The efforts are part of a larger push by President Joe Biden’s administration around jobs and infrastructure, including investing in water efficiency and recycling programs, tribal water settlements and dam safety, she said.
“Every community across the West has my commitment and the commitment of the Department of Interior that we will do everything to protect and manage our precious water resources not only in times of drought but every single day,” Haaland said.
Tanya Trujillo, the Interior Department’s assistant secretary for science and water, said part of the morning’s discussion revolved around what communities and water districts directly affected by climate change and drought are experiencing.
“Climate change is real and we’re seeing it throughout the West,” Trujillo said, adding that in addition to drought, communities are seeing flooding and landslides that can be traced back to a changing climate.
“We’re working as a team within Interior and with partner agencies across the federal level, taking a leadership role in looking at longer-term programs,” she said.
DeGette, noting that more than one-third of Colorado is experiencing severe drought conditions, said the “great collaboration” that exists between local, state and federal officials will be critical in tackling drought as well as climate change issues.
“We’re in a desperate situation in many places in the West and it’s going to take this collaboration that we’ve had for a long time between our state, local and federal partners to get something done,” she said.

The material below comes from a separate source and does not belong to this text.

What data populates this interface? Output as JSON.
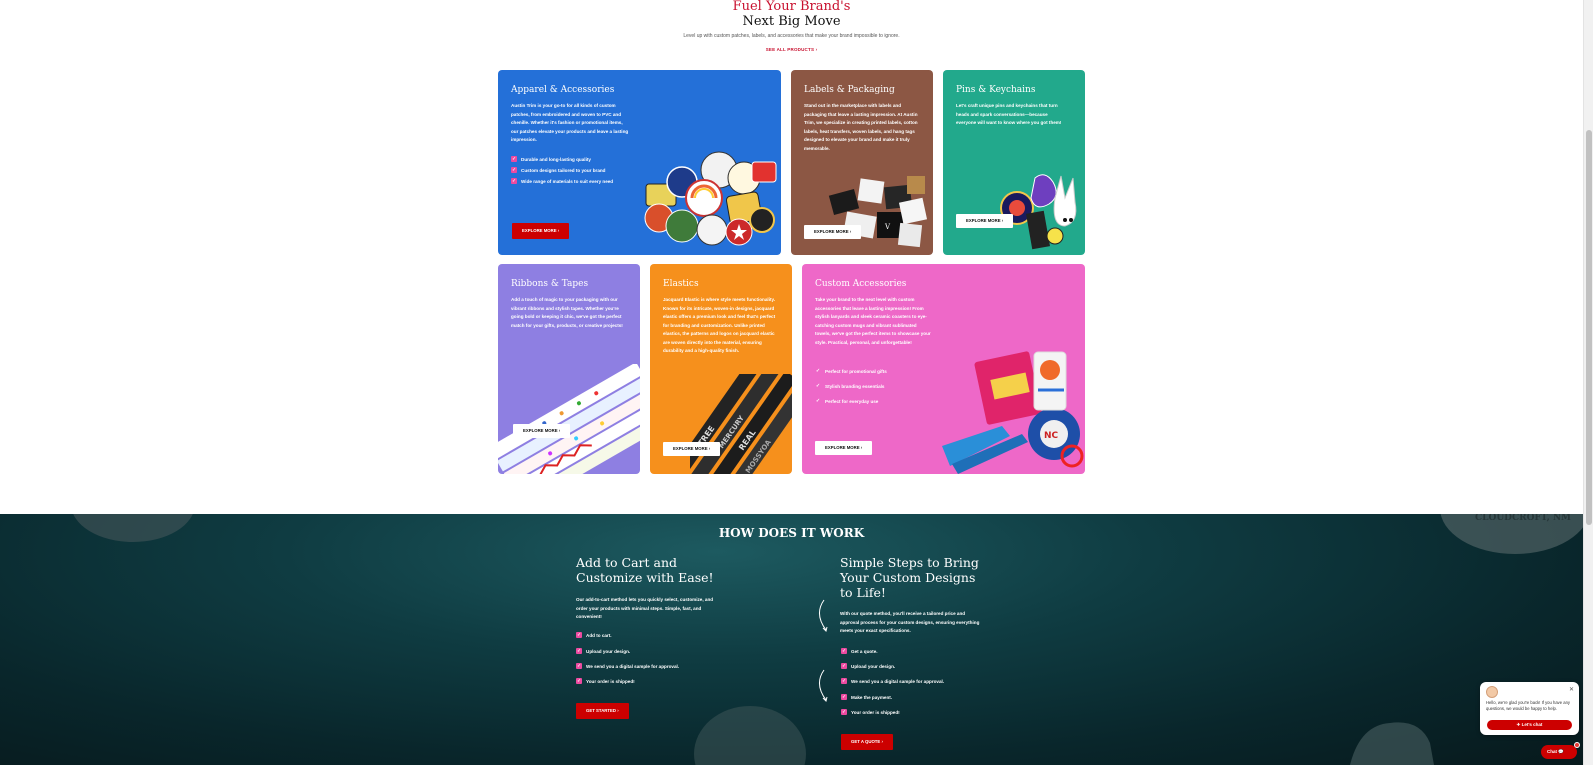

Greenberg said it meant a lot to the people working across Colorado’s agriculture sector to know issues surrounding climate change were “top of mind” at both the state and federal level.
“It’s important to make sure that agriculture is supported and remains foundational to our state and that we are bringing tools here to Colorado, to our producers, to help them meet the challenges ahead,” Greenberg said.

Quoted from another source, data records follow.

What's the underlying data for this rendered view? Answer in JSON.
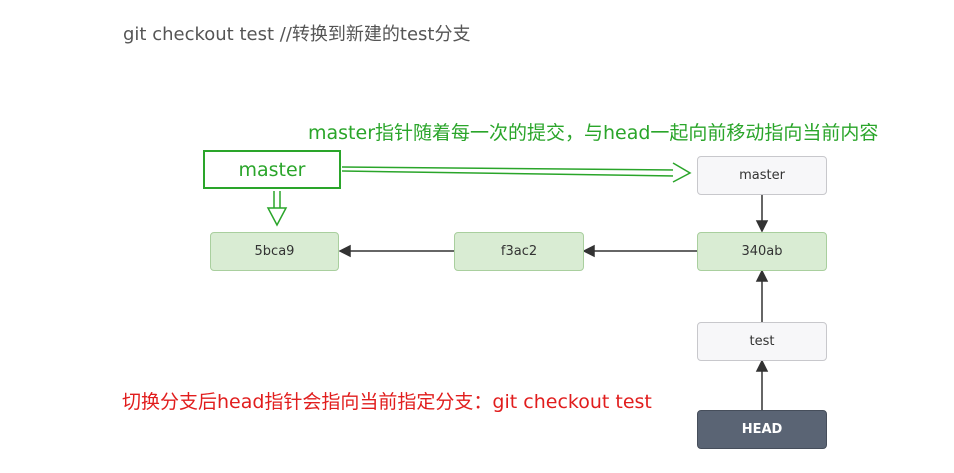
{
  "header": {
    "title": "git checkout test //转换到新建的test分支"
  },
  "annotations": {
    "green_note": "master指针随着每一次的提交，与head一起向前移动指向当前内容",
    "red_note": "切换分支后head指针会指向当前指定分支：git checkout test",
    "master_label": "master"
  },
  "diagram": {
    "commits": [
      "5bca9",
      "f3ac2",
      "340ab"
    ],
    "branch_master": "master",
    "branch_test": "test",
    "head": "HEAD"
  },
  "colors": {
    "annotation_green": "#2aa52a",
    "annotation_red": "#e11d1d",
    "commit_fill": "#d9ecd3",
    "ref_fill": "#f7f7f9",
    "head_fill": "#5a6474"
  }
}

Mitchell noted that the climate change and drought conditions are not limited to Colorado but affect the entire Colorado River Basin.

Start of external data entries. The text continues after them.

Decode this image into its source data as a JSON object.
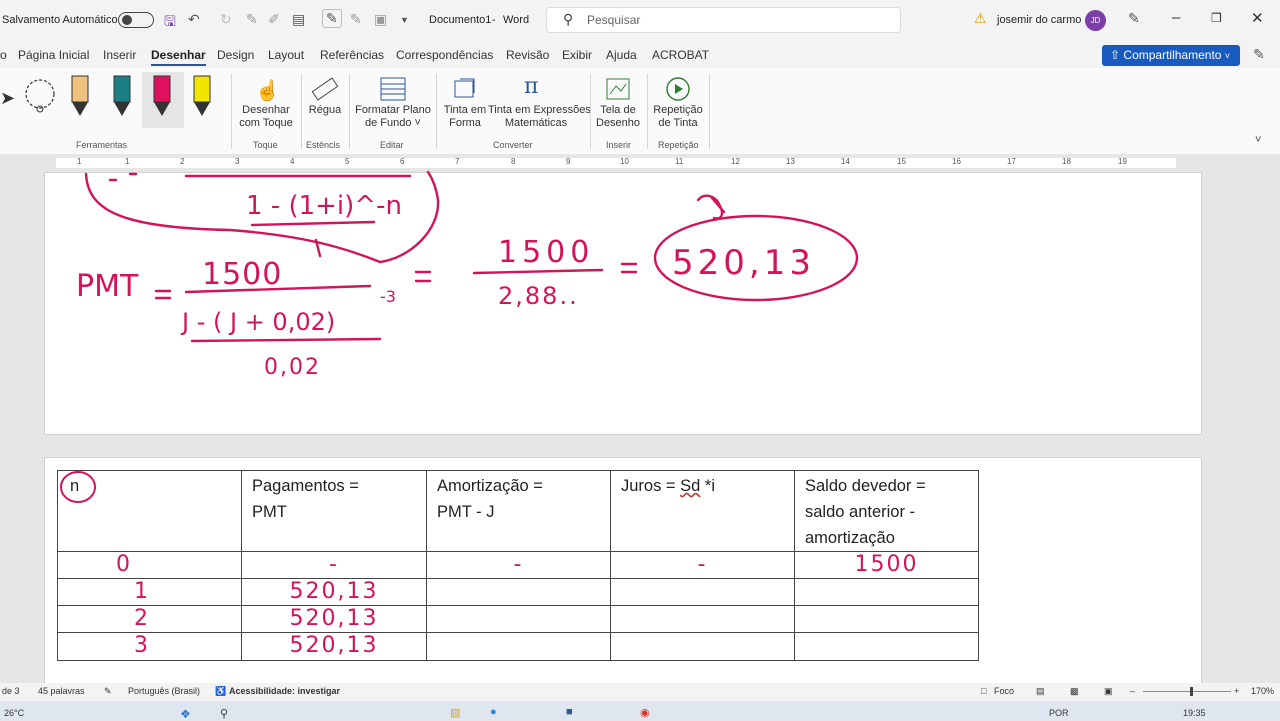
{
  "titlebar": {
    "autosave_label": "Salvamento Automático",
    "doc_title": "Documento1",
    "separator": "-",
    "app_name": "Word",
    "search_placeholder": "Pesquisar",
    "user_name": "josemir do carmo",
    "user_initials": "JD"
  },
  "menu": {
    "tabs": [
      "o",
      "Página Inicial",
      "Inserir",
      "Desenhar",
      "Design",
      "Layout",
      "Referências",
      "Correspondências",
      "Revisão",
      "Exibir",
      "Ajuda",
      "ACROBAT"
    ],
    "active_tab": "Desenhar",
    "share_label": "Compartilhamento"
  },
  "ribbon": {
    "groups": {
      "ferramentas": "Ferramentas",
      "toque": "Toque",
      "estencis": "Estêncis",
      "editar": "Editar",
      "converter": "Converter",
      "inserir": "Inserir",
      "repeticao": "Repetição"
    },
    "buttons": {
      "draw_touch": [
        "Desenhar",
        "com Toque"
      ],
      "ruler": "Régua",
      "background": [
        "Formatar Plano",
        "de Fundo ˅"
      ],
      "ink_shape": [
        "Tinta em",
        "Forma"
      ],
      "ink_math": [
        "Tinta em Expressões",
        "Matemáticas"
      ],
      "canvas": [
        "Tela de",
        "Desenho"
      ],
      "replay": [
        "Repetição",
        "de Tinta"
      ]
    },
    "pen_colors": [
      "#f1c27d",
      "#1b7f86",
      "#e0115f",
      "#f2e600"
    ]
  },
  "ruler_numbers": [
    "1",
    "1",
    "2",
    "3",
    "4",
    "5",
    "6",
    "7",
    "8",
    "9",
    "10",
    "11",
    "12",
    "13",
    "14",
    "15",
    "16",
    "17",
    "18",
    "19"
  ],
  "handwriting": {
    "pmt_formula": "PMT = 1500 / ((1 - (1 + 0,02)^-3) / 0,02)",
    "numerator": "1500",
    "rate": "0,02",
    "intermediate": "1500 / 2,88..",
    "result": "520,13",
    "top_partial": "1 - (1+i)^-n"
  },
  "table": {
    "headers": {
      "n": "n",
      "pmt_line1": "Pagamentos =",
      "pmt_line2": "PMT",
      "amort_line1": "Amortização =",
      "amort_line2": "PMT - J",
      "juros_prefix": "Juros = ",
      "juros_sd": "Sd",
      "juros_suffix": " *i",
      "saldo_line1": "Saldo devedor =",
      "saldo_line2": "saldo anterior -",
      "saldo_line3": "amortização"
    },
    "rows": [
      {
        "n": "0",
        "pmt": "-",
        "amort": "-",
        "juros": "-",
        "saldo": "1500"
      },
      {
        "n": "1",
        "pmt": "520,13",
        "amort": "",
        "juros": "",
        "saldo": ""
      },
      {
        "n": "2",
        "pmt": "520,13",
        "amort": "",
        "juros": "",
        "saldo": ""
      },
      {
        "n": "3",
        "pmt": "520,13",
        "amort": "",
        "juros": "",
        "saldo": ""
      }
    ]
  },
  "status": {
    "page": "de 3",
    "words": "45 palavras",
    "language": "Português (Brasil)",
    "accessibility": "Acessibilidade: investigar",
    "focus": "Foco",
    "zoom": "170%",
    "temperature": "26°C",
    "keyboard": "POR",
    "time": "19:35"
  }
}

“The only way we’ll find success for the future of water is if we do it in a collaborative sense, and it’s so important that the highest levels of the administration have come here to discuss that,” Mitchell said.
“We appreciate that and thank you so much. I’m confident that we’ll be able to work together for all.”
Attendees at the water leaders’ roundtable discussion were:
- Deb Haaland, Secretary of the U.S. Department of the Interior.
- Tanya Trujillo, Assistant Secretary for Water and Science, U.S. Department of Interior.
- Davis Raff, Chief Engineer, U.S. Bureau of Reclamation.
- Carly Jerla, Senior Water Resources Program Manager, U.S. Bureau of Reclamation.
- Diana DeGette, U.S. Representative for Colorado's First Congressional District.
- Colorado Gov. Jared Polis.
- Colorado Lt. Governor Dianne Primavera.
- Kate Greenberg, Colorado Commissioner of Agriculture.
- Dan Gibbs, Executive Director, Colorado Department of Natural Resources.
- Rebecca Mitchell, Director, Colorado Water Conservation Board.
- Jim Lochhead, CEO/Manager, Denver Water.
- Christine Arbogast, representing Colorado Water Congress.
- Peter Fleming, General Counsel, Colorado River Water District.
- Jim Broderick, Executive Director, Southeastern Colorado Water Conservation District.
- Ken Curtis, General Manager, Dolores Water District Manager (retired).
- Steve Wolff, General Manager, Southwest Water Conservation District.
- Jennifer Pitt, Colorado River Program Director, National Audubon Society.